Robins AFB, Ga., opened a new facility testing software for the C-5 transport. The C-5 Integrated Aircraft Test Environment is a 2,200-square-foot, two-story facility encompassing a salvaged C-5 cockpit, allowing tests to be run without drawing an aircraft from the operational fleet.
The South Dakota Air National Guard’s 114th Fighter Wing, Joe Foss Field, S.D., was awarded the National Guard Bureau’s 2010 Winston P. Wilson Trophy, recognizing the Air Guard’s outstanding fighter-reconnaissance unit of the year.

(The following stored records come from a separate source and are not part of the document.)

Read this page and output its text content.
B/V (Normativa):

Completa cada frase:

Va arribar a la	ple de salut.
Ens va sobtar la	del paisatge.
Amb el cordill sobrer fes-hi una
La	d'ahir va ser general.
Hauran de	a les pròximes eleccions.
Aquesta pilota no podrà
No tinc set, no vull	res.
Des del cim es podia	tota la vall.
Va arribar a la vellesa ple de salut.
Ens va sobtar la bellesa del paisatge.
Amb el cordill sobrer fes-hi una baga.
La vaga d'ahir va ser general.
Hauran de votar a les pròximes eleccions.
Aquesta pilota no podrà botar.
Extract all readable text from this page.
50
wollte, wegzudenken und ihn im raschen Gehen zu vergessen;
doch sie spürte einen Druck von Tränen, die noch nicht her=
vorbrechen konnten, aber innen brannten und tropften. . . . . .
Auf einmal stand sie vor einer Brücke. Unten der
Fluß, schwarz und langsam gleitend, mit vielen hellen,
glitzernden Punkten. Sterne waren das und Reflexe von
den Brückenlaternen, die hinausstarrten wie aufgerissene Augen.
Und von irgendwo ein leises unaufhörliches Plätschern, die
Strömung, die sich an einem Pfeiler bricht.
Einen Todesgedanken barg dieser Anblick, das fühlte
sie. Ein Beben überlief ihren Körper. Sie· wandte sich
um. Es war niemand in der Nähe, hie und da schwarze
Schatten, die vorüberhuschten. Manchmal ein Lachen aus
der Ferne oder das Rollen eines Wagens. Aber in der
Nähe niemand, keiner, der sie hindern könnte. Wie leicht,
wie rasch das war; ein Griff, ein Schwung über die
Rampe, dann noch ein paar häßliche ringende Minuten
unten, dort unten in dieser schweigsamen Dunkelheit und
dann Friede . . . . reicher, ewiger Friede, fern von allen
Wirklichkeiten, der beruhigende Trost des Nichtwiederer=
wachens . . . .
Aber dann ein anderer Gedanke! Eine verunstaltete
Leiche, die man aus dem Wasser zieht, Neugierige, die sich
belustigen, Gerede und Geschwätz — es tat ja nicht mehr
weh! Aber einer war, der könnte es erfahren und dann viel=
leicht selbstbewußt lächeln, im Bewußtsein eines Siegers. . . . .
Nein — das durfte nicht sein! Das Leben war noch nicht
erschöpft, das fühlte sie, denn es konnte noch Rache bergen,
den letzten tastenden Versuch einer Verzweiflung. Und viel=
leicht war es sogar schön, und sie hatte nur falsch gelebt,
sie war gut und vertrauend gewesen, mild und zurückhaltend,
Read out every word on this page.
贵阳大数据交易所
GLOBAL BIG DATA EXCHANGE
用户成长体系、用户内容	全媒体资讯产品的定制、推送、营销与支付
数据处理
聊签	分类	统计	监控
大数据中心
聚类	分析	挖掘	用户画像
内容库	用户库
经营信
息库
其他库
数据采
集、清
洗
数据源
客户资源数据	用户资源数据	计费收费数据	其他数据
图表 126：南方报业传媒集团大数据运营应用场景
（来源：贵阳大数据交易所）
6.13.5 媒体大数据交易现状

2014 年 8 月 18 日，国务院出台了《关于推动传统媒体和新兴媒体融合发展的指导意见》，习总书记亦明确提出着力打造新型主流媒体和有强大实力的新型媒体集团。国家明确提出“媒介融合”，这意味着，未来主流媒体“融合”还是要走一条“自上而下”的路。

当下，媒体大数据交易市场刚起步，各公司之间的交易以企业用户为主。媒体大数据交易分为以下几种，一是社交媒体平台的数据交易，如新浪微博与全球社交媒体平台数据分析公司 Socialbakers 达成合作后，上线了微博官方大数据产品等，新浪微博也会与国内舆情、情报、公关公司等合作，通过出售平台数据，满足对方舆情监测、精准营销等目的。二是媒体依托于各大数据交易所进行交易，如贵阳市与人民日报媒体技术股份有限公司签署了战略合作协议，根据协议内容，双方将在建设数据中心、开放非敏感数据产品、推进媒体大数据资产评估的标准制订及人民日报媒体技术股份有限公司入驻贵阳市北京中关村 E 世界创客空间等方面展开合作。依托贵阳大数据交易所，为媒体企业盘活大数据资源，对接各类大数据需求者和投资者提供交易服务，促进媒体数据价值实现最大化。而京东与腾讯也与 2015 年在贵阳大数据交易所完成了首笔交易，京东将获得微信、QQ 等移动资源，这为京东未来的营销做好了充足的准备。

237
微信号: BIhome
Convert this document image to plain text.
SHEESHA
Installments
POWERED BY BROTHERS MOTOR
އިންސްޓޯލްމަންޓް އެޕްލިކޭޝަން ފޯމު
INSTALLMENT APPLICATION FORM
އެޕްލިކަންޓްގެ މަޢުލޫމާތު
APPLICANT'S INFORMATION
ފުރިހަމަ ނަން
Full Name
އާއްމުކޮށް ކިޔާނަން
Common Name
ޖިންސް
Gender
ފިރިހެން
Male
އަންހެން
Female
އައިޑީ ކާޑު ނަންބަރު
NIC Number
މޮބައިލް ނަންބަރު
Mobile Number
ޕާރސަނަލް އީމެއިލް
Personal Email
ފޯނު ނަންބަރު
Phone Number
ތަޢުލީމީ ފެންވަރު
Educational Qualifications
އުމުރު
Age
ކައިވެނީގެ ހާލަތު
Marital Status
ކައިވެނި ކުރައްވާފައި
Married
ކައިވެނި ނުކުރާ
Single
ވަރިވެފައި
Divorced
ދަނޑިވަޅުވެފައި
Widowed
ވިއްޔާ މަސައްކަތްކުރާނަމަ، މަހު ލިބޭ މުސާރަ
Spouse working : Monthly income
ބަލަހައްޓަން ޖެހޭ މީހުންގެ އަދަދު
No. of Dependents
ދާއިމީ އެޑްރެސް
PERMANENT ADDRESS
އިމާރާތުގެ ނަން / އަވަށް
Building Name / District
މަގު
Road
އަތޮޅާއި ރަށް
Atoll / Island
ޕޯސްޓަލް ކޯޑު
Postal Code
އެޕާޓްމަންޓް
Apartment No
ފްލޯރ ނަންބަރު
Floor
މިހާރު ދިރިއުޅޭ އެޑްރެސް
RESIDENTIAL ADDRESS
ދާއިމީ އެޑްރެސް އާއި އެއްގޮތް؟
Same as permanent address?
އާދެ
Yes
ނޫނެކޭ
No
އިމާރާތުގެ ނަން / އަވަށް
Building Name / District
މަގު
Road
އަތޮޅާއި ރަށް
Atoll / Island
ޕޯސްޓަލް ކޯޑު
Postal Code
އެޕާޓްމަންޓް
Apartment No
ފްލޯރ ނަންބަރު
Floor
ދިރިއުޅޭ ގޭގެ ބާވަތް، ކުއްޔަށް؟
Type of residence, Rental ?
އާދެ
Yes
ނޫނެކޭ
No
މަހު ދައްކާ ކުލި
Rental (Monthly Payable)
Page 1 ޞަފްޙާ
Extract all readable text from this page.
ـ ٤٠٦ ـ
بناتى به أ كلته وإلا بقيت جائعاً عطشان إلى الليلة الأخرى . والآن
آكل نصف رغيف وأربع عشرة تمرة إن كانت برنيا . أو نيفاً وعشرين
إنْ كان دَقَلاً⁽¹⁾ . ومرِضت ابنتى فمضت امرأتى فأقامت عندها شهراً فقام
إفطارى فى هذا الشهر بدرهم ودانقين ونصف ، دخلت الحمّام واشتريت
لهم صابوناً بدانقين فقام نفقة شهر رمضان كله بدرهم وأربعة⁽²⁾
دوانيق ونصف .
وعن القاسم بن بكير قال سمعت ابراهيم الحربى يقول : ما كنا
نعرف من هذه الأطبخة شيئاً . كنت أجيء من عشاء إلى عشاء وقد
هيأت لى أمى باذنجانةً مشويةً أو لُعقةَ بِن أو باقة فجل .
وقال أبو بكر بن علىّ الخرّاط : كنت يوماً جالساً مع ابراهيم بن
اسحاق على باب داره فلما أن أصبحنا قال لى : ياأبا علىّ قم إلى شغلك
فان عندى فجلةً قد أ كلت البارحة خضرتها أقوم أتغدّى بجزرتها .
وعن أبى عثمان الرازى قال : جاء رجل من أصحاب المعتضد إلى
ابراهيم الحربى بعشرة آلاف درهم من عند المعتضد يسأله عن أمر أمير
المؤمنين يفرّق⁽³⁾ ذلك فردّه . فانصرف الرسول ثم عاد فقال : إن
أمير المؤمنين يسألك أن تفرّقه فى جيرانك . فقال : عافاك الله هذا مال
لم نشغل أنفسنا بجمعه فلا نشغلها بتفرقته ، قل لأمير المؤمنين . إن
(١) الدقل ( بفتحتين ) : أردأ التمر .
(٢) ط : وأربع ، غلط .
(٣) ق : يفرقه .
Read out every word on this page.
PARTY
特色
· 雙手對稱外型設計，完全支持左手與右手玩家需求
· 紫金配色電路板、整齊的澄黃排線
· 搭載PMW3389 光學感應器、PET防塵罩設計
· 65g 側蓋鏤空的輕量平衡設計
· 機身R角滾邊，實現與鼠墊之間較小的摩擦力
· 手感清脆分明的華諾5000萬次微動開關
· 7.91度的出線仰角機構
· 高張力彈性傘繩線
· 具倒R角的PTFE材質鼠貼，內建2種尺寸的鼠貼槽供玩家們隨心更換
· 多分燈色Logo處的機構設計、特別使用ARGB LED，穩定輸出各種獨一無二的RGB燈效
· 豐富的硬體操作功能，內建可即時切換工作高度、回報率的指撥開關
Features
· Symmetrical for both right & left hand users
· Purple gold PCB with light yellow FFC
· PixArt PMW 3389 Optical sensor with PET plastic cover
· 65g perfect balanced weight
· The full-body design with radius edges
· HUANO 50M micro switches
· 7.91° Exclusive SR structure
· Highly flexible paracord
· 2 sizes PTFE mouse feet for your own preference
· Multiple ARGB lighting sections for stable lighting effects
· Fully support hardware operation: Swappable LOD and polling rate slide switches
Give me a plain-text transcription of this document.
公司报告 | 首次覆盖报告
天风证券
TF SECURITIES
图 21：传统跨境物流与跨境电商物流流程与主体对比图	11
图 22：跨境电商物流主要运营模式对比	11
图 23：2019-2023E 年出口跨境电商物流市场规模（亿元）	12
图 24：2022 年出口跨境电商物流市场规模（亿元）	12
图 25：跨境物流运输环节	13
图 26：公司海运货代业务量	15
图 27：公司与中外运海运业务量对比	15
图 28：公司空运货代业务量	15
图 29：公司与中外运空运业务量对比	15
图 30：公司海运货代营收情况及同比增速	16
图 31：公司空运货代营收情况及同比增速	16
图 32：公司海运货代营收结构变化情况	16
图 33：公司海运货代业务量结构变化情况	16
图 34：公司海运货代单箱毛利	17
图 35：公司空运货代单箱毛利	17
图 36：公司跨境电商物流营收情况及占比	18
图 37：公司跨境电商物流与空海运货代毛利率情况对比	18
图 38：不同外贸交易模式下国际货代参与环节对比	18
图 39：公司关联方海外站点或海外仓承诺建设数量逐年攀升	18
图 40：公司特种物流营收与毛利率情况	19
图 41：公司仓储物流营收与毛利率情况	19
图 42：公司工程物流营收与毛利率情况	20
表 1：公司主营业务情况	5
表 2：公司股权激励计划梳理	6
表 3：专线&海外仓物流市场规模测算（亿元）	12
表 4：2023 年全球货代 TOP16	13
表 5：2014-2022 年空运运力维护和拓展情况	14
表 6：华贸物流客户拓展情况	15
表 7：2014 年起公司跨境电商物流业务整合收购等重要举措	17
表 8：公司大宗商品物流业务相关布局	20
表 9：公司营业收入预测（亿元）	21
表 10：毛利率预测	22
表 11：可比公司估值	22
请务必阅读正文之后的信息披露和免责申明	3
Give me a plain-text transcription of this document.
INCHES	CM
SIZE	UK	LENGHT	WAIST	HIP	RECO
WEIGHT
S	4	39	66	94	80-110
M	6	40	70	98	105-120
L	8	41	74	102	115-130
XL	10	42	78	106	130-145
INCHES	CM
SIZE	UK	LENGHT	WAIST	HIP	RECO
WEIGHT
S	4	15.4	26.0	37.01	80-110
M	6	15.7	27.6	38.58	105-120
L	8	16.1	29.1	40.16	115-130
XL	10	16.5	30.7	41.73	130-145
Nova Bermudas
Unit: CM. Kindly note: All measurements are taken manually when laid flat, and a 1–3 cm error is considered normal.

The Israeli Knesset approved the Israeli Air Force’s planned acquisition of 20 F-35 Joint Strike Fighters, clearing the way for the estimated $2.75 billion deal to proceed with delivery slated to begin 2015. The US government has approved Israeli acquisition of as many as 75 of the advanced fighters in the future.
The first production C-5M Super Galaxy transport made its maiden flight from Lockheed Martin’s Marietta, Ga., plant on Sept. 19. The airframe is the first low-rate production airplane to be fitted with new avionics, engines, and reliability enhancements. It was delivered to Dover AFB, Del., on Sept. 30.